This is probably the first decision of the SCC on parallel import after its 2009 and 2012 Interpretative Decisions on the same matter – Interpretative Decision No. 1 of June 15, 2009, and Interpretative Decision No. 1 of May 11, 2012.
The single most important positive effect of the 2016 decision is that the SCC finally characterized parallel import as a trademark infringement. This conclusion of the court is in line with settled case law in all EU Member States and corresponds to the interpretation given by the CJEU.
Unfortunately, the 2016 decision has a negative effect as well. In terms of the reasoning in its 2009 and 2012 Interpretative Decisions, the SCC held that although a trademark infringement parallel import cannot be remedied by the special claims provided for in the Marks and Geographical Indications Act. The SCC ruled that any trademark proprietor seeking protection for an infringement of the kind should have recourse to the courts in accordance with the general procedure laid down in the Civil Procedural Code.
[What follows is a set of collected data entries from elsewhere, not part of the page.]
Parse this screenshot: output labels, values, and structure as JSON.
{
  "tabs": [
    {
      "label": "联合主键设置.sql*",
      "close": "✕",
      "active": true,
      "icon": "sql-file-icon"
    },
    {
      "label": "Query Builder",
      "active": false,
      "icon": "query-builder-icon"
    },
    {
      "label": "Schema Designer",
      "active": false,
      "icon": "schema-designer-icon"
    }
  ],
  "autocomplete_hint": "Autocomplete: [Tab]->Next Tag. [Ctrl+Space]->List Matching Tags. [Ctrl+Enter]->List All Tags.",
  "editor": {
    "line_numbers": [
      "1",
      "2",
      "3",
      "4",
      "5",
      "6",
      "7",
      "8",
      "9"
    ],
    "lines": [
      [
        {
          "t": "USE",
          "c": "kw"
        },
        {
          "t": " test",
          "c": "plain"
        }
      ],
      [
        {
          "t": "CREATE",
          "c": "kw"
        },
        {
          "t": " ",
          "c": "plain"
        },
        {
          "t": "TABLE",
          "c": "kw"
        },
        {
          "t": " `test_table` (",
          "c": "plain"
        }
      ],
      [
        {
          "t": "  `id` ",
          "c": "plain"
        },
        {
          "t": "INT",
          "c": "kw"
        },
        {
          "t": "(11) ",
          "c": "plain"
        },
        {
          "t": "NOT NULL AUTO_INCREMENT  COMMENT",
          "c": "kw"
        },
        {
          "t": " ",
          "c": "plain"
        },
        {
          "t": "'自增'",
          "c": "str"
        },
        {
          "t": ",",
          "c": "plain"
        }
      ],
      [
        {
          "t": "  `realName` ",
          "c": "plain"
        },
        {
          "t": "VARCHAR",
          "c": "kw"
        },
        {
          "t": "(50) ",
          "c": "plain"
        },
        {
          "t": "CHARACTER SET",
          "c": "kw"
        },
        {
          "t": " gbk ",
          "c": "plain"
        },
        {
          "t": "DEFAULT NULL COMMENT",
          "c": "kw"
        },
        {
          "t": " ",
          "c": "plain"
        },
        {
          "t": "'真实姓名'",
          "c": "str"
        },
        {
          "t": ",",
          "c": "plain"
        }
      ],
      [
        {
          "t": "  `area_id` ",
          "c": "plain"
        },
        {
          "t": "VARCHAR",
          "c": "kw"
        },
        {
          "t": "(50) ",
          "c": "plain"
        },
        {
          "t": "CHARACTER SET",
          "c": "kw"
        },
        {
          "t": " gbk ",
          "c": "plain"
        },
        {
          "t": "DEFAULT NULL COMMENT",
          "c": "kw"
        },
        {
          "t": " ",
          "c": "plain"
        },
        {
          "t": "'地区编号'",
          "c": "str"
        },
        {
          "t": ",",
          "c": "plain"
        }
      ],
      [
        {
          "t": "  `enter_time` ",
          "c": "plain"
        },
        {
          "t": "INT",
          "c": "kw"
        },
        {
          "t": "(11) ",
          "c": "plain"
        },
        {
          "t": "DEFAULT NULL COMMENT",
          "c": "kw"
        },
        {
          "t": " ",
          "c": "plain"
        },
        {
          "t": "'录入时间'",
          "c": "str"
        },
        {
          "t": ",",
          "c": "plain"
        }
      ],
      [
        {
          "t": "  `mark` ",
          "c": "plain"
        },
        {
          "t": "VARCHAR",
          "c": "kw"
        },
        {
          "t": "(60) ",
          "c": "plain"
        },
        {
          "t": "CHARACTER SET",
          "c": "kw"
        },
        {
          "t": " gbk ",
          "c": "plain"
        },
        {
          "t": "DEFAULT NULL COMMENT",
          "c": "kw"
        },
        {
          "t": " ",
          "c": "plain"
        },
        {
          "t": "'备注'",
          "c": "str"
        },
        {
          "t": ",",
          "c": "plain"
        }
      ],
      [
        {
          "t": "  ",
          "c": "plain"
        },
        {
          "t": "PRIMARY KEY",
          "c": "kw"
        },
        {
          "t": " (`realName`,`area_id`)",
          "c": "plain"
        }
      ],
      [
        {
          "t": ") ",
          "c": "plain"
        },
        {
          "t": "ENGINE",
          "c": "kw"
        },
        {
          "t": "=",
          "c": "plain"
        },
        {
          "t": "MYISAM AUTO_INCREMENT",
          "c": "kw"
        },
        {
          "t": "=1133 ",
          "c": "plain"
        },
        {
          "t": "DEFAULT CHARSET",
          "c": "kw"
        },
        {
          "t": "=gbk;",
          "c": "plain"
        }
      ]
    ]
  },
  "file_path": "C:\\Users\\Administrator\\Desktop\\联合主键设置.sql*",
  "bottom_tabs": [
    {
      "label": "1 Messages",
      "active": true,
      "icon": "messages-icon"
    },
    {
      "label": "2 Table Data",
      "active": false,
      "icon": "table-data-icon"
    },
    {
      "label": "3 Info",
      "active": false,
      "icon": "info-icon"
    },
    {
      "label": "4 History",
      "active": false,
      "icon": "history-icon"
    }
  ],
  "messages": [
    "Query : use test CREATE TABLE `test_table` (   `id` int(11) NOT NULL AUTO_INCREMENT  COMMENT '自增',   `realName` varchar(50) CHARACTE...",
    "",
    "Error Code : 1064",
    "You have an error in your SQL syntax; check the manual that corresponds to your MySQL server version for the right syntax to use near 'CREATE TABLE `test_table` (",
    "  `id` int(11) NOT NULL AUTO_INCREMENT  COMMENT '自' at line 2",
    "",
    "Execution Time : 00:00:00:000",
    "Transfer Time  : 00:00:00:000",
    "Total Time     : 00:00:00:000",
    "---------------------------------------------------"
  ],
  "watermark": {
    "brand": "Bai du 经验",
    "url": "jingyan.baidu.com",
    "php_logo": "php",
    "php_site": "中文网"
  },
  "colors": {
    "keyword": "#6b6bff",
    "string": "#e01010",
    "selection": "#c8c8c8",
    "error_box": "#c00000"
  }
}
Importantly, a lawsuit based on the special claims for establishment and cessation of a trademark infringement is processed in accordance with the rules applicable to fast proceedings. The rationale is to provide swift protection of the proprietor’s rights and accordingly cessation of the infringement. Evidently, this is not the case with claims processed pursuant to the general procedure. Thus, the SCC eliminated the possibility for trademark proprietors to seek protection against parallel import through the special claims provided for in the Marks and Geographical Indications Act. In our opinion, this will result in inefficient and delayed litigations, which is likely to disincentives trademark proprietors to even seek protection in cases of parallel import. Ultimately, it could devalue exclusive trademarks rights.